According to al-Zawahiri, just as the United States [sic] “detain all whom they suspect of links to al-Qaeda and the Taliban, al-Qaeda has detained Weinstein who is neck-deep in American aid to Pakistan since the seventies.”
The al-Qaeda leader, who took over command following the killing of Osama bin Laden by U.S. Navy Seals, also listed demands that needed to be met before he would release Weinstein. The demands included the ending of U.S. airstrikes and drone attacks in Afghanistan, Pakistan, Somalia, and Yemen.
Al-Zawahiri also demanded the release of prisoners being held for terrorist crimes, including Abu Musab al-Suri, the “Blind Sheikh” Omar Abdul Rahman, Ramzi Yousef, Sayyid Nosair, and others. The Blind Sheikh is currently serving life in prison in the U.S. for his part in the 1993 bombing of the World Trade Center.
According to the Law Enforcement Examiner source, Weinstein works for J.E. Austin Associates Inc., a U.S. consulting firm that has several contracts with USAID. He is said to be a well-respected and successful development expert, with 25 years of experience, according to his company’s website.

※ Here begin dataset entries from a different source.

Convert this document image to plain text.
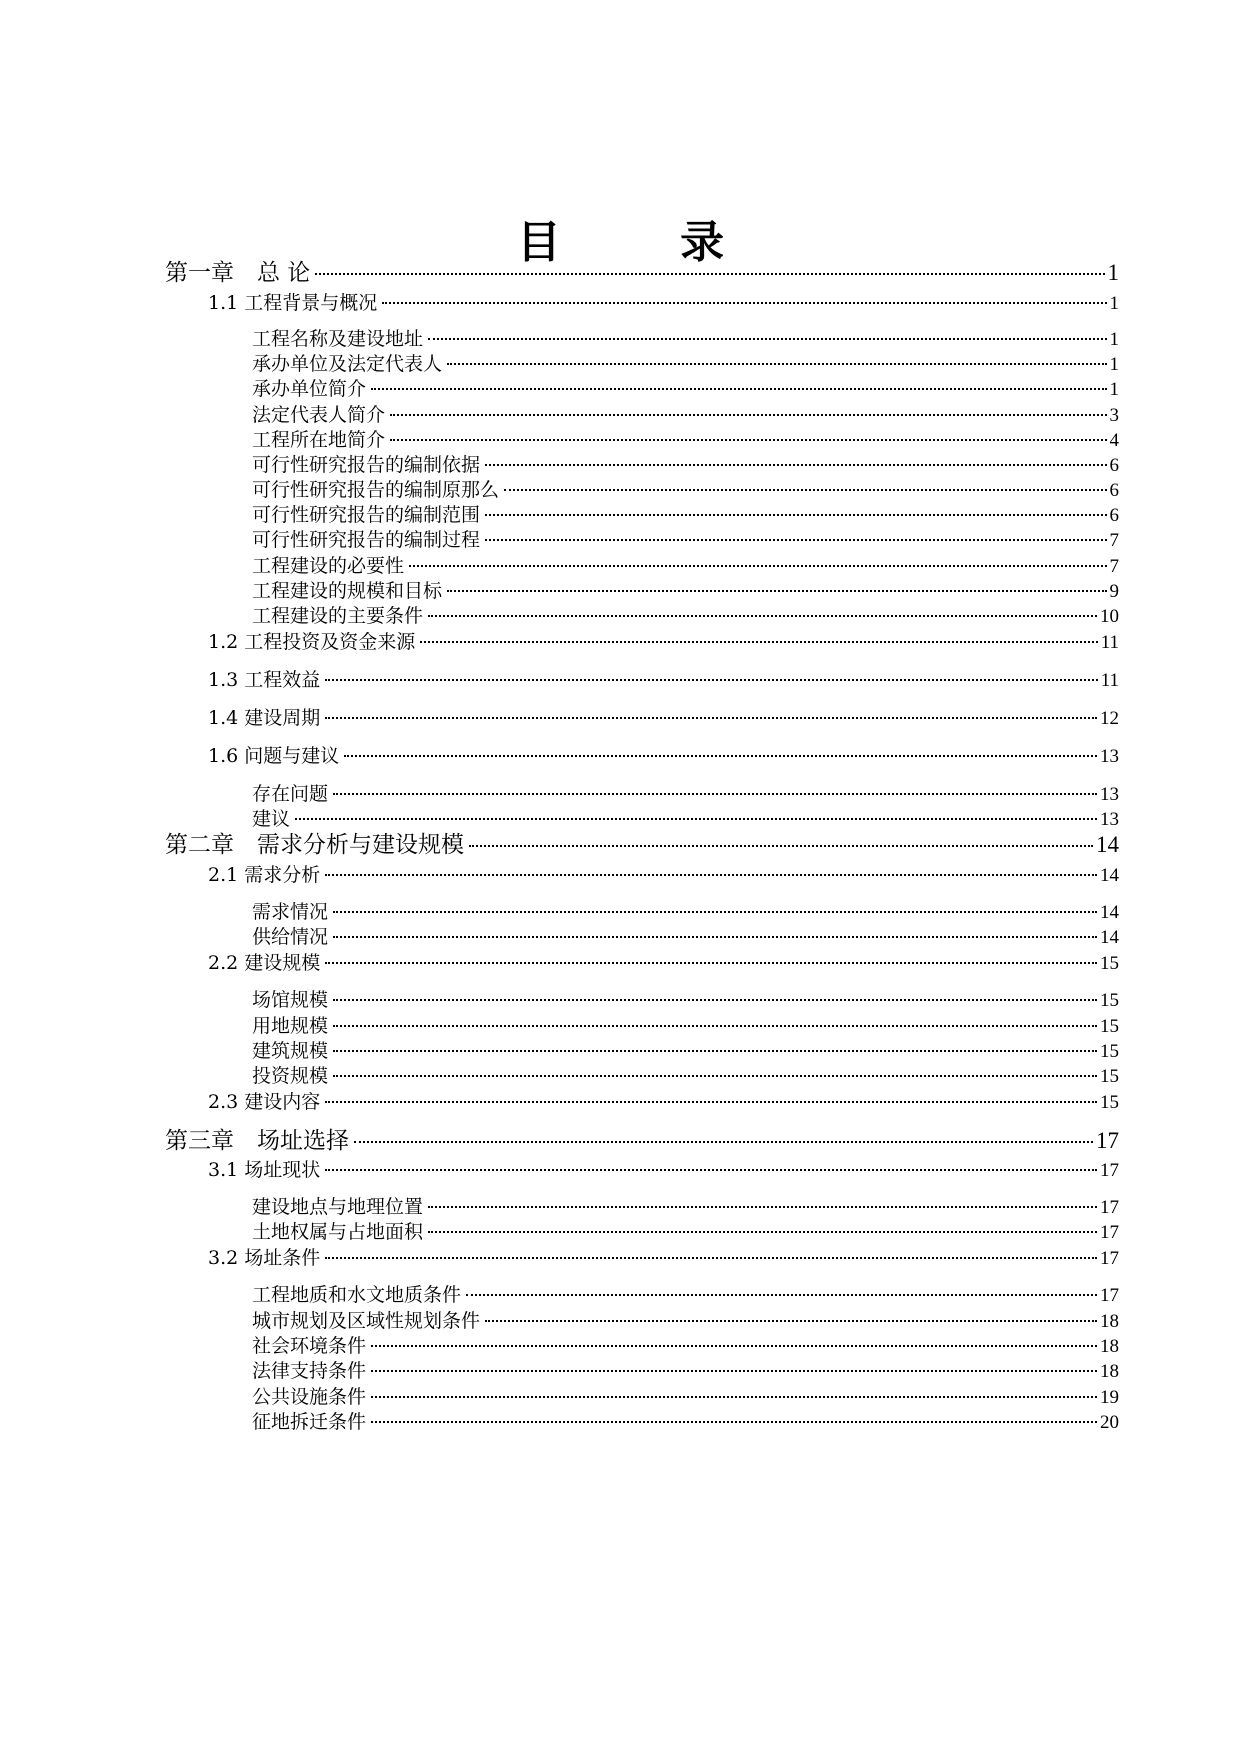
目 录
第一章　总 论	1
1.1 工程背景与概况	1
工程名称及建设地址	1
承办单位及法定代表人	1
承办单位简介	1
法定代表人简介	3
工程所在地简介	4
可行性研究报告的编制依据	6
可行性研究报告的编制原那么	6
可行性研究报告的编制范围	6
可行性研究报告的编制过程	7
工程建设的必要性	7
工程建设的规模和目标	9
工程建设的主要条件	10
1.2 工程投资及资金来源	11
1.3 工程效益	11
1.4 建设周期	12
1.6 问题与建议	13
存在问题	13
建议	13
第二章　需求分析与建设规模	14
2.1 需求分析	14
需求情况	14
供给情况	14
2.2 建设规模	15
场馆规模	15
用地规模	15
建筑规模	15
投资规模	15
2.3 建设内容	15
第三章　场址选择	17
3.1 场址现状	17
建设地点与地理位置	17
土地权属与占地面积	17
3.2 场址条件	17
工程地质和水文地质条件	17
城市规划及区域性规划条件	18
社会环境条件	18
法律支持条件	18
公共设施条件	19
征地拆迁条件	20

Weinstein’s employers announced that he is in poor health and released a list of Weinstein’s medications so that the terrorists could provide his “medical necessities.”
On August 13, 2011, Weinstein’s security detail was in the process preparing their meal before fasting the Ramadan holy days. As they prepared their food, three men reportedly knocked at the front entrance to the compound and offered food.
The suspected terrorists then captured the bodyguards and forced them to divulge Weinstein’s location. The intruders then abducted Weinstein and drove off in a waiting car.
Some newspapers in the region also claim that the Pakistani police arrested three suspects linked to the Weinstein kidnapping, but the U.S. government has not released any statements.